Colonizing Mars and then eventually turning the Mars colonies into a self-sufficient civilization is a good goal, and could be an important hedge against some other catastrophic risks (e.g. killer asteroids), but it's not a good solution for this problem.

Comment Re: And this is the problem. (Score 1) 105

I do not think that will work. Because who would make that decision and implement it? It will just be the start of open "value" manipulation.

Actually, I looked it up rather than going from memory: BTC difficulty updates don't happen every few months they happen every 2016 blocks, which is roughly every two weeks. And the process is entirely automated, adjusting the difficulty to maintain a new block rate of about one every 10 minutes. In fact, the "2016" number was chosen because it's the number of 10-minute intervals in two weeks. This is all part of Satoshi's original design.

The most recent adjustment happened on Feb 7, and it was a downward difficulty adjustment. This wasn't a new phenomenon; downward adjustments are much less common than upward adjustments, but they've happened many times in the past.

So, BTC adapts automatically to price changes that making mining more or less profitable.

Comment Re: And this is the problem. (Score 1) 105

I do not think that will work. Because who would make that decision and implement it? It will just be the start of open "value" manipulation.

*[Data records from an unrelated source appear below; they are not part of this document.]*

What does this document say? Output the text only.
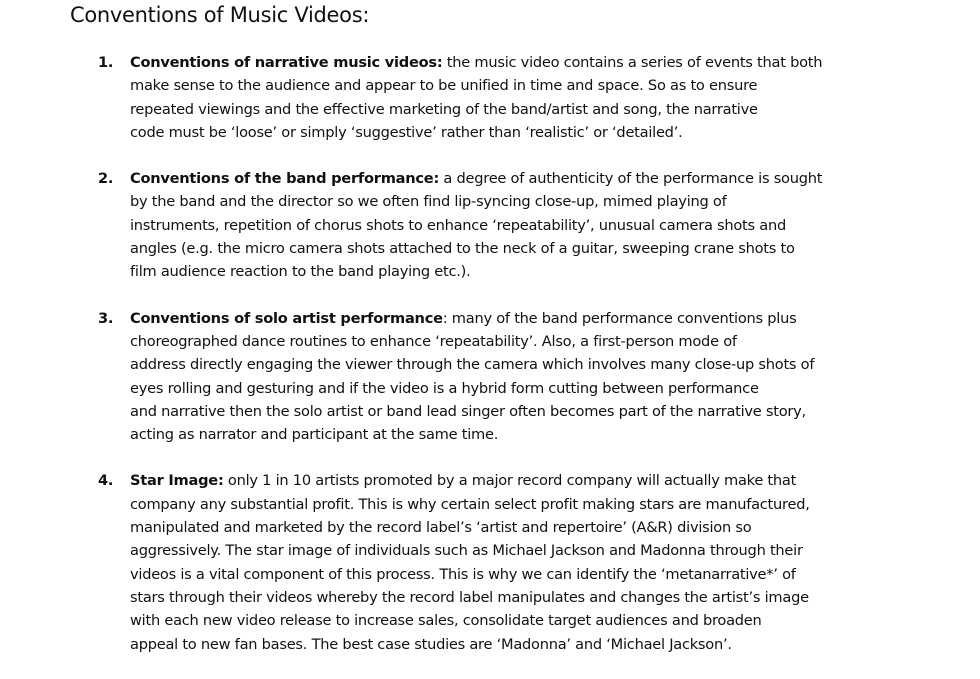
Conventions of Music Videos:
1. Conventions of narrative music videos: the music video contains a series of events that both
make sense to the audience and appear to be unified in time and space. So as to ensure
repeated viewings and the effective marketing of the band/artist and song, the narrative
code must be ‘loose’ or simply ‘suggestive’ rather than ‘realistic’ or ‘detailed’.
2. Conventions of the band performance: a degree of authenticity of the performance is sought
by the band and the director so we often find lip-syncing close-up, mimed playing of
instruments, repetition of chorus shots to enhance ‘repeatability’, unusual camera shots and
angles (e.g. the micro camera shots attached to the neck of a guitar, sweeping crane shots to
film audience reaction to the band playing etc.).
3. Conventions of solo artist performance: many of the band performance conventions plus
choreographed dance routines to enhance ‘repeatability’. Also, a first-person mode of
address directly engaging the viewer through the camera which involves many close-up shots of
eyes rolling and gesturing and if the video is a hybrid form cutting between performance
and narrative then the solo artist or band lead singer often becomes part of the narrative story,
acting as narrator and participant at the same time.
4. Star Image: only 1 in 10 artists promoted by a major record company will actually make that
company any substantial profit. This is why certain select profit making stars are manufactured,
manipulated and marketed by the record label’s ‘artist and repertoire’ (A&R) division so
aggressively. The star image of individuals such as Michael Jackson and Madonna through their
videos is a vital component of this process. This is why we can identify the ‘metanarrative*’ of
stars through their videos whereby the record label manipulates and changes the artist’s image
with each new video release to increase sales, consolidate target audiences and broaden
appeal to new fan bases. The best case studies are ‘Madonna’ and ‘Michael Jackson’.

Difficulty is updated every few months. This is a routine process. I'm not sure that it has ever been decreased rather than increased, but I don't think that will be a significant obstacle.

Comment Re:We have lost our ability to debate and decide (Score 1) 77

One thing the science does tell us is that we all have a very hard time separating the world that existed when we were children from our perception of that world through the eyes of a child.

Ask nearly any population in the United States when this country was best and you'll get a majority who'll swear to you it was when they were teenagers. The age of the group doesn't matter. You get the same result from 20 year olds as 40 year olds as 60 year olds as 80 year olds. And what you're seeing is people looking back to a time when they had lots of free time, lots of freedom, and most of their income was disposable and thinking "that was pretty great." And it was.... except they were living under a roof someone else paid for and still experiencing the risks and complexities of the world through the filter and safety net provided by their parents.

And since we're being scientific about this: yes, obviously not everyone. I'm sure someone reading this right now is thinking "I had a tough childhood." And I'm sure they did but anecdotes are not data.

The 1980s were -- and I say this as both a historian and someone who lived through them -- fucked. Reagan torched the New Deal consensus. The AIDS crisis was literally laughed out of the White House press room. Our government perpetuated a long string of dirty intelligence/foreign-policy interventions. The wealthy and powerful were juiced to the gills on cocaine.

There was a sense of decorum which has sense evaporated from American politics but that's about it.